- A ‘ChatGPT-authored’ scientific paper highlights the promise and pitfalls of using AI in research and publications.
Use of artificial intelligence (AI) in scientific publishing seems inevitable. While the full capabilities of this fast-changing technology are yet to be determined, some in medical publishing have begun to explore ways to harness the potential of generative AI, while others urge caution and lament a lack of structured guidance. Recently, as reported by Gemma Conroy in Nature News, Professor Roy Kishony and his student, Tal Ifargan, provided new fuel for the debate, by asking ChatGPT to conduct research and write a paper from scratch.

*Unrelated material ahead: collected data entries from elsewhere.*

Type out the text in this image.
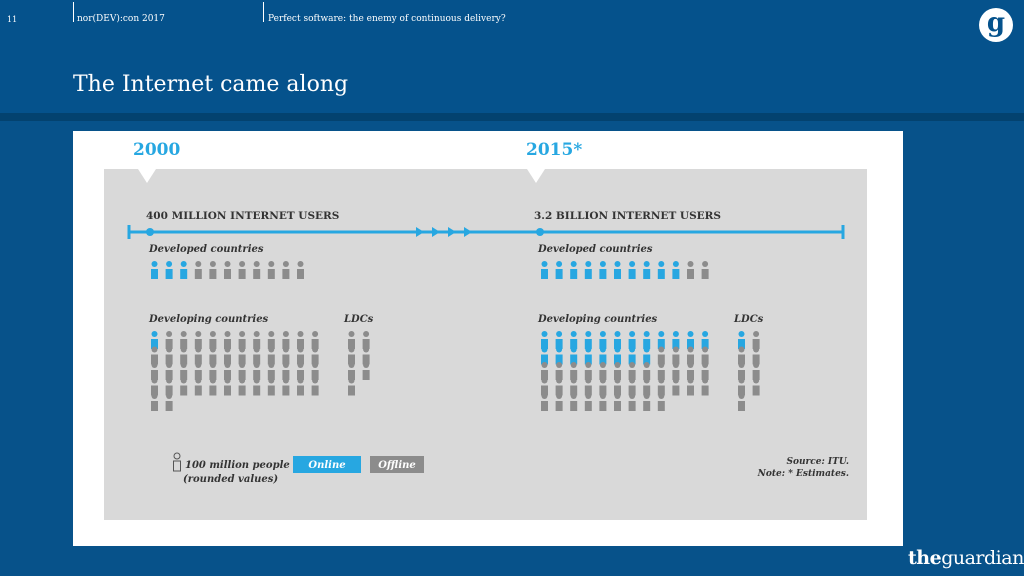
11	nor(DEV):con 2017	Perfect software: the enemy of continuous delivery?	g
The Internet came along
2000	2015*
400 MILLION INTERNET USERS	3.2 BILLION INTERNET USERS
Developed countries	Developed countries
Developing countries	Developing countries
LDCs	LDCs
100 million people
(rounded values)
Online	Offline	Source: ITU.
Note: * Estimates.
theguardian
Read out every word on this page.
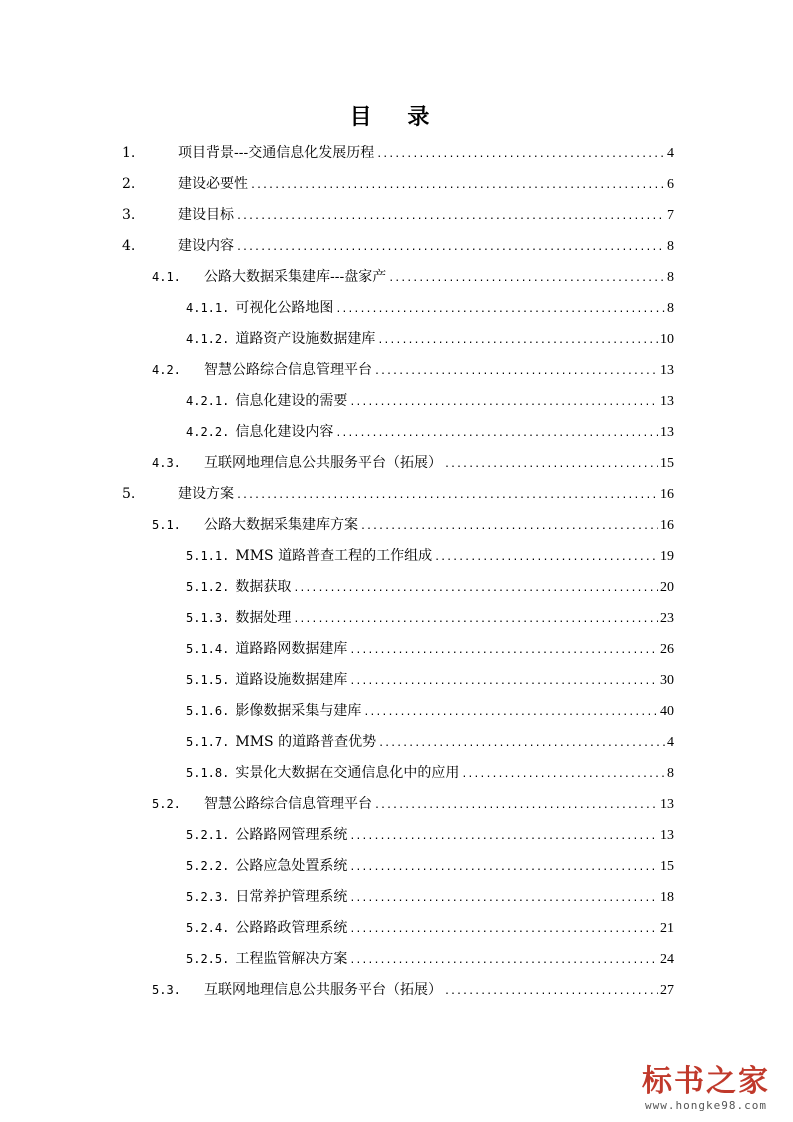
目 录
1.	项目背景---交通信息化发展历程 .....	4
2.	建设必要性 .....	6
3.	建设目标 .....	7
4.	建设内容 .....	8
4.1.	公路大数据采集建库---盘家产 .....	8
4.1.1. 可视化公路地图 .....	8
4.1.2. 道路资产设施数据建库 .....	10
4.2.	智慧公路综合信息管理平台 .....	13
4.2.1. 信息化建设的需要 .....	13
4.2.2. 信息化建设内容 .....	13
4.3.	互联网地理信息公共服务平台（拓展） .....	15
5.	建设方案 .....	16
5.1.	公路大数据采集建库方案 .....	16
5.1.1. MMS 道路普查工程的工作组成 .....	19
5.1.2. 数据获取 .....	20
5.1.3. 数据处理 .....	23
5.1.4. 道路路网数据建库 .....	26
5.1.5. 道路设施数据建库 .....	30
5.1.6. 影像数据采集与建库 .....	40
5.1.7. MMS 的道路普查优势 .....	4
5.1.8. 实景化大数据在交通信息化中的应用 .....	8
5.2.	智慧公路综合信息管理平台 .....	13
5.2.1. 公路路网管理系统 .....	13
5.2.2. 公路应急处置系统 .....	15
5.2.3. 日常养护管理系统 .....	18
5.2.4. 公路路政管理系统 .....	21
5.2.5. 工程监管解决方案 .....	24
5.3.	互联网地理信息公共服务平台（拓展） .....	27
标书之家
www.hongke98.com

Kishony and Ifargan used a ‘data to paper’ system, in which software acted as a ‘go between’ between humans and generative AI. This system automatically prompted ChatGPT to follow the steps of scientific research, from hypothesis generation to development of a scientific manuscript. In less than an hour, ChatGPT developed a study objective; wrote code to analyse a large, publicly available dataset; and drew conclusions based on its findings and existing literature, which it reported in a 19-page research article.
The study highlighted some promising aspects of incorporating AI into research and publication pathways, namely reduced timelines and the potential to quickly generate written summaries. However, it also shone a light on a number of limitations and risks:
- False narratives: In this case, ChatGPT claimed to ‘address a gap in the literature’, although the subject (a link between diabetes risk and diet and exercise) was already well investigated.
- Decrease in research quality: Kishony flagged the risks of generative AI leading to ‘p hacking’ or a flood of low-quality research papers.
- Incapable of self-correction: Stephen Heard of Scientist Sees Squirrel also provided commentary and analysis on the limitations thrown up by the study, including generative AI’s lack of accuracy. Expert human intervention was required throughout, to spot and correct errors.
- Regurgitating existing ideas: Heard also emphasised that generative AI creates content based on existing source material, thus perpetuating biases and reducing innovation and creativity.
- Hallucinations: As explained by Jie Yee Ong in The Chainsaw, ‘hallucinations’ are a well-known problem with generative AI. This study was no exception, with ChatGPT generating fake citations despite access to the published literature. As Ong puts it, “for now, it is best not to treat everything ChatGPT spits out as gospel”.
Kishony and Ifargan’s carefully planned study allowed generative AI’s work to be checked for accuracy by human experts. Researchers agree that these human checks and balances remain essential to ensuring the credibility of scientific research and publications in which AI plays a role.
Researchers agree that human checks and balances remain essential to ensuring the credibility of scientific research and publications in which AI plays a role.